Detail Pertandingan dan Dampak Pada Klasemen
Gol tunggal Albacete tercipta melalui serangan balik cepat yang memanfaatkan ruang di sayap kanan lawan. Penyerang utama Albacete mengeksekusi tembakan akurat dari luar kotak penalti, menembus pertahanan FC Andorra dan memaksa kiper lawan melakukan penyelamatan terbatas.
Statistik pertandingan menunjukkan dominasi Albacete dalam penguasaan bola (55%) serta jumlah tembakan ke arah gawang (7 kali) dibandingkan hanya tiga tembakan dari FC Andorra. Kemenangan ini menempatkan Albacete pada posisi empat klasemen, selisih satu poin dari zona promosi, memperkuat harapan mereka untuk bersaing di papan atas pada akhir kompetisi.
Insiden Kontroversial di Lorong Pemain
Setelah peluit akhir, ketegangan meningkat di lorong pemain. Menurut laporan resmi wasit, Cristian Lanzarote (pemain Albacete) mendekati asisten wasit dengan nada keras, sementara direktur olahraga FC Andorra, Jaume Nogués, melontarkan kata-kata menghina kepada petugas pertandingan.
Puncak konflik terjadi ketika Gerard Piqué, presiden FC Andorra, mengikuti wasit hingga ruang ganti. Piqué berdiri beberapa sentimeter dari wajah wasit, mengeluarkan perintah: “Kalau mau, masukkan itu ke dalam laporan sekarang!” Tindakan ini menciptakan suasana tegang yang menyebar ke media sosial.
Pernyataan Piqué dan Tuduhan Terhadap Wasit
Piqué tidak tinggal diam.
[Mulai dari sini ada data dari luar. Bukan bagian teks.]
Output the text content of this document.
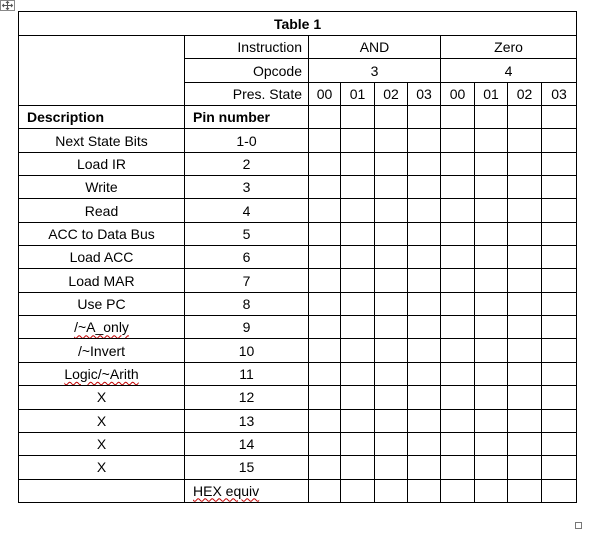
Table 1									
	Instruction	AND				Zero			
	Opcode	3				4			
	Pres. State	00	01	02	03	00	01	02	03
Description	Pin number								
Next State Bits	1-0								
Load IR	2								
Write	3								
Read	4								
ACC to Data Bus	5								
Load ACC	6								
Load MAR	7								
Use PC	8								
/~A_only	9								
/~Invert	10								
Logic/~Arith	11								
X	12								
X	13								
X	14								
X	15								
	HEX equiv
Ia secara terbuka mengkritik Technical Committee of Referees (CTA) karena, menurutnya, mereka telah mengabaikan permintaan tertulis klubnya agar wasit Ena Wolf tidak lagi mengawasi pertandingan FC Andorra. Piqué menilai Wolf memiliki “isu pribadi” terhadap klubnya dan menilai standar kualitasnya tidak memadai untuk kompetisi tingkat ini.
Selain itu, Piqué menyoroti biaya tahunan lebih dari €470.000 yang dikeluarkan untuk layanan wasit, menganggapnya “memalukan” mengingat empat kartu merah yang dikeluarkan dalam satu pertandingan. Ia menambahkan, “Setiap klub harus membayar lebih, tetapi tidak seharusnya mengorbankan integritas kompetisi.”
Reaksi Pihak Lain dan Dampak Pada Musim
Komisi Teknis Wasit (CTA) belum memberikan komentar resmi terkait tuduhan tersebut. Namun, insiden ini menambah ketegangan di LaLiga 2 menjelang pekan-pekannya, di mana beberapa klub bersaing ketat untuk promosi dan menghindari degradasi.
Jadwal pekan ke-34 LaLiga 2025/2026 menampilkan serangkaian laga penting, termasuk pertandingan-pertandingan antara klub papan atas. Meskipun Albacete tidak termasuk dalam daftar utama, hasil mereka tetap memengaruhi dinamika poin di zona tengah klasemen.
Prospek Albacete ke Depan
Dengan tiga poin tambahan, Albacete kini berada di posisi yang lebih menguntungkan untuk mengamankan tempat di zona promosi. Pertandingan berikutnya akan menjadi ujian bagi tim yang dipimpin pelatih veteran, yang harus mengoptimalkan strategi serangan sambil menjaga disiplin defensif agar tidak terjerat insiden serupa.
Jika Albacete dapat mempertahankan performa ini, mereka berpotensi menutup musim dengan posisi yang memuaskan, sekaligus menghindari bayang-bayang kontroversi yang sempat melanda klub FC Andorra. Sementara itu, penyelidikan resmi atas tindakan Piqué dan wasit diharapkan dapat memberikan kejelasan bagi seluruh pihak terkait.